Goldman Sachs lifts data center power demand forecast to 1,350 TWh by 2030
Goldman now sees data-center electricity use hitting 1,350 TWh by 2030, with the U.S. carrying about 750 TWh and up to $720 billion in grid spending.

Goldman Sachs lifted its forecast for data-center electricity demand to 1,350 TWh by 2030, a 220% surge that turns AI expansion into a question of power bills, grid buildouts and permitting speed. With the U.S. expected to account for about 750 TWh of that increase, the bank’s latest call implies a much heavier burden on utilities, transmission owners and policymakers than many investors had priced in.
The revision sharpens a theme Goldman has been building toward for more than a year. In February 2025, Goldman said global data-center power demand would rise 165% by 2030 from 2023 levels, with usage around 55 GW at the time and a baseline path to 84 GW by 2027. The bank also warned then that about $720 billion of grid spending through 2030 may be needed, and that transmission projects can take several years to permit and several more to build. In its November 2025 GS SUSTAIN report, Goldman raised the 2030 growth forecast again, to 175% versus 2023, and said the outlook hinged on six forces: AI pervasiveness, server and compute productivity, electricity prices, policy initiatives, parts availability and people availability.

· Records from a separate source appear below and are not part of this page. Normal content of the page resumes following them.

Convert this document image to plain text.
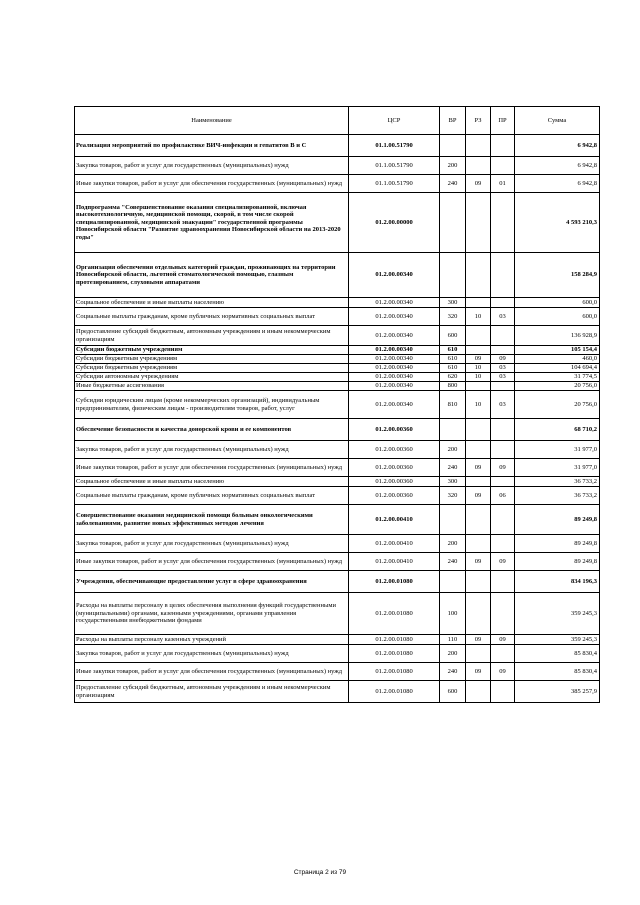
Наименование	ЦСР	ВР	РЗ	ПР	Сумма
Реализация мероприятий по профилактике ВИЧ-инфекции и гепатитов В и С	01.1.00.51790				6 942,8
Закупка товаров, работ и услуг для государственных (муниципальных) нужд	01.1.00.51790	200			6 942,8
Иные закупки товаров, работ и услуг для обеспечения государственных (муниципальных) нужд	01.1.00.51790	240	09	01	6 942,8
Подпрограмма "Совершенствование оказания специализированной, включая высокотехнологичную, медицинской помощи, скорой, в том числе скорой специализированной, медицинской эвакуации" государственной программы Новосибирской области "Развитие здравоохранения Новосибирской области на 2013-2020 годы"	01.2.00.00000				4 593 210,3
Организация обеспечения отдельных категорий граждан, проживающих на территории Новосибирской области, льготной стоматологической помощью, глазным протезированием, слуховыми аппаратами	01.2.00.00340				158 284,9
Социальное обеспечение и иные выплаты населению	01.2.00.00340	300			600,0
Социальные выплаты гражданам, кроме публичных нормативных социальных выплат	01.2.00.00340	320	10	03	600,0
Предоставление субсидий бюджетным, автономным учреждениям и иным некоммерческим организациям	01.2.00.00340	600			136 928,9
Субсидии бюджетным учреждениям	01.2.00.00340	610			105 154,4
Субсидии бюджетным учреждениям	01.2.00.00340	610	09	09	460,0
Субсидии бюджетным учреждениям	01.2.00.00340	610	10	03	104 694,4
Субсидии автономным учреждениям	01.2.00.00340	620	10	03	31 774,5
Иные бюджетные ассигнования	01.2.00.00340	800			20 756,0
Субсидии юридическим лицам (кроме некоммерческих организаций), индивидуальным предпринимателям, физическим лицам - производителям товаров, работ, услуг	01.2.00.00340	810	10	03	20 756,0
Обеспечение безопасности и качества донорской крови и ее компонентов	01.2.00.00360				68 710,2
Закупка товаров, работ и услуг для государственных (муниципальных) нужд	01.2.00.00360	200			31 977,0
Иные закупки товаров, работ и услуг для обеспечения государственных (муниципальных) нужд	01.2.00.00360	240	09	09	31 977,0
Социальное обеспечение и иные выплаты населению	01.2.00.00360	300			36 733,2
Социальные выплаты гражданам, кроме публичных нормативных социальных выплат	01.2.00.00360	320	09	06	36 733,2
Совершенствование оказания медицинской помощи больным онкологическими заболеваниями, развитие новых эффективных методов лечения	01.2.00.00410				89 249,8
Закупка товаров, работ и услуг для государственных (муниципальных) нужд	01.2.00.00410	200			89 249,8
Иные закупки товаров, работ и услуг для обеспечения государственных (муниципальных) нужд	01.2.00.00410	240	09	09	89 249,8
Учреждения, обеспечивающие предоставление услуг в сфере здравоохранения	01.2.00.01080				834 196,3
Расходы на выплаты персоналу в целях обеспечения выполнения функций государственными (муниципальными) органами, казенными учреждениями, органами управления государственными внебюджетными фондами	01.2.00.01080	100			359 245,3
Расходы на выплаты персоналу казенных учреждений	01.2.00.01080	110	09	09	359 245,3
Закупка товаров, работ и услуг для государственных (муниципальных) нужд	01.2.00.01080	200			85 830,4
Иные закупки товаров, работ и услуг для обеспечения государственных (муниципальных) нужд	01.2.00.01080	240	09	09	85 830,4
Предоставление субсидий бюджетным, автономным учреждениям и иным некоммерческим организациям	01.2.00.01080	600			385 257,9
Страница 2 из 79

The new forecast implies that the physical limits of the grid may become as important as the economics of AI itself. Goldman has said reliability of power and water is becoming a multi-year investment theme because of aging infrastructure and extreme weather, and that U.S. power-demand growth could return to levels not seen since the 1990s. The bank’s earlier April 2024 work said global data-center demand was poised to more than double by 2030 after being flat from 2015 to 2020, while U.S. electricity demand growth could accelerate to a 2.4% compound annual rate through the end of the decade. It also estimated that supporting data-center load growth would require about $50 billion in new generation capacity, with roughly 3.3 bcf/d of incremental natural gas demand by 2030.

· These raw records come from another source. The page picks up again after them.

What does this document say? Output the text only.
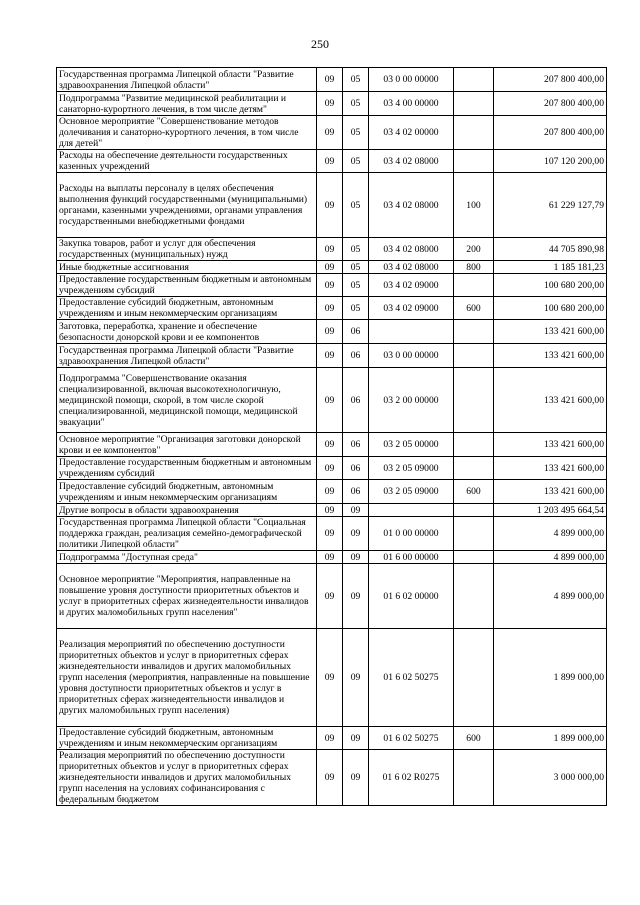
250
Государственная программа Липецкой области "Развитие здравоохранения Липецкой области"	09	05	03 0 00 00000		207 800 400,00
Подпрограмма "Развитие медицинской реабилитации и санаторно-курортного лечения, в том числе детям"	09	05	03 4 00 00000		207 800 400,00
Основное мероприятие "Совершенствование методов долечивания и санаторно-курортного лечения, в том числе для детей"	09	05	03 4 02 00000		207 800 400,00
Расходы на обеспечение деятельности государственных казенных учреждений	09	05	03 4 02 08000		107 120 200,00
Расходы на выплаты персоналу в целях обеспечения выполнения функций государственными (муниципальными) органами, казенными учреждениями, органами управления государственными внебюджетными фондами	09	05	03 4 02 08000	100	61 229 127,79
Закупка товаров, работ и услуг для обеспечения государственных (муниципальных) нужд	09	05	03 4 02 08000	200	44 705 890,98
Иные бюджетные ассигнования	09	05	03 4 02 08000	800	1 185 181,23
Предоставление государственным бюджетным и автономным учреждениям субсидий	09	05	03 4 02 09000		100 680 200,00
Предоставление субсидий бюджетным, автономным учреждениям и иным некоммерческим организациям	09	05	03 4 02 09000	600	100 680 200,00
Заготовка, переработка, хранение и обеспечение безопасности донорской крови и ее компонентов	09	06			133 421 600,00
Государственная программа Липецкой области "Развитие здравоохранения Липецкой области"	09	06	03 0 00 00000		133 421 600,00
Подпрограмма "Совершенствование оказания специализированной, включая высокотехнологичную, медицинской помощи, скорой, в том числе скорой специализированной, медицинской помощи, медицинской эвакуации"	09	06	03 2 00 00000		133 421 600,00
Основное мероприятие "Организация заготовки донорской крови и ее компонентов"	09	06	03 2 05 00000		133 421 600,00
Предоставление государственным бюджетным и автономным учреждениям субсидий	09	06	03 2 05 09000		133 421 600,00
Предоставление субсидий бюджетным, автономным учреждениям и иным некоммерческим организациям	09	06	03 2 05 09000	600	133 421 600,00
Другие вопросы в области здравоохранения	09	09			1 203 495 664,54
Государственная программа Липецкой области "Социальная поддержка граждан, реализация семейно-демографической политики Липецкой области"	09	09	01 0 00 00000		4 899 000,00
Подпрограмма "Доступная среда"	09	09	01 6 00 00000		4 899 000,00
Основное мероприятие "Мероприятия, направленные на повышение уровня доступности приоритетных объектов и услуг в приоритетных сферах жизнедеятельности инвалидов и других маломобильных групп населения"	09	09	01 6 02 00000		4 899 000,00
Реализация мероприятий по обеспечению доступности приоритетных объектов и услуг в приоритетных сферах жизнедеятельности инвалидов и других маломобильных групп населения (мероприятия, направленные на повышение уровня доступности приоритетных объектов и услуг в приоритетных сферах жизнедеятельности инвалидов и других маломобильных групп населения)	09	09	01 6 02 50275		1 899 000,00
Предоставление субсидий бюджетным, автономным учреждениям и иным некоммерческим организациям	09	09	01 6 02 50275	600	1 899 000,00
Реализация мероприятий по обеспечению доступности приоритетных объектов и услуг в приоритетных сферах жизнедеятельности инвалидов и других маломобильных групп населения на условиях софинансирования с федеральным бюджетом	09	09	01 6 02 R0275		3 000 000,00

For hyperscalers, the picture is mixed. Goldman has argued that strong balance sheets, free cash flow and corporate returns could make rising power-supply costs less of a constraint than feared, and that future capacity additions will likely draw on renewables, natural gas peaking plants, combined-cycle gas and eventually nuclear. But the bank has also warned that China’s larger power-buildout could give it an edge in scaling AI infrastructure, especially as recent Chinese AI developments, including DeepSeek, have raised questions about returns on current and planned AI investment. The market now has to decide whether Goldman’s latest jump in demand is a temporary stretch of optimism or the start of a longer scramble for electrons, permits and land.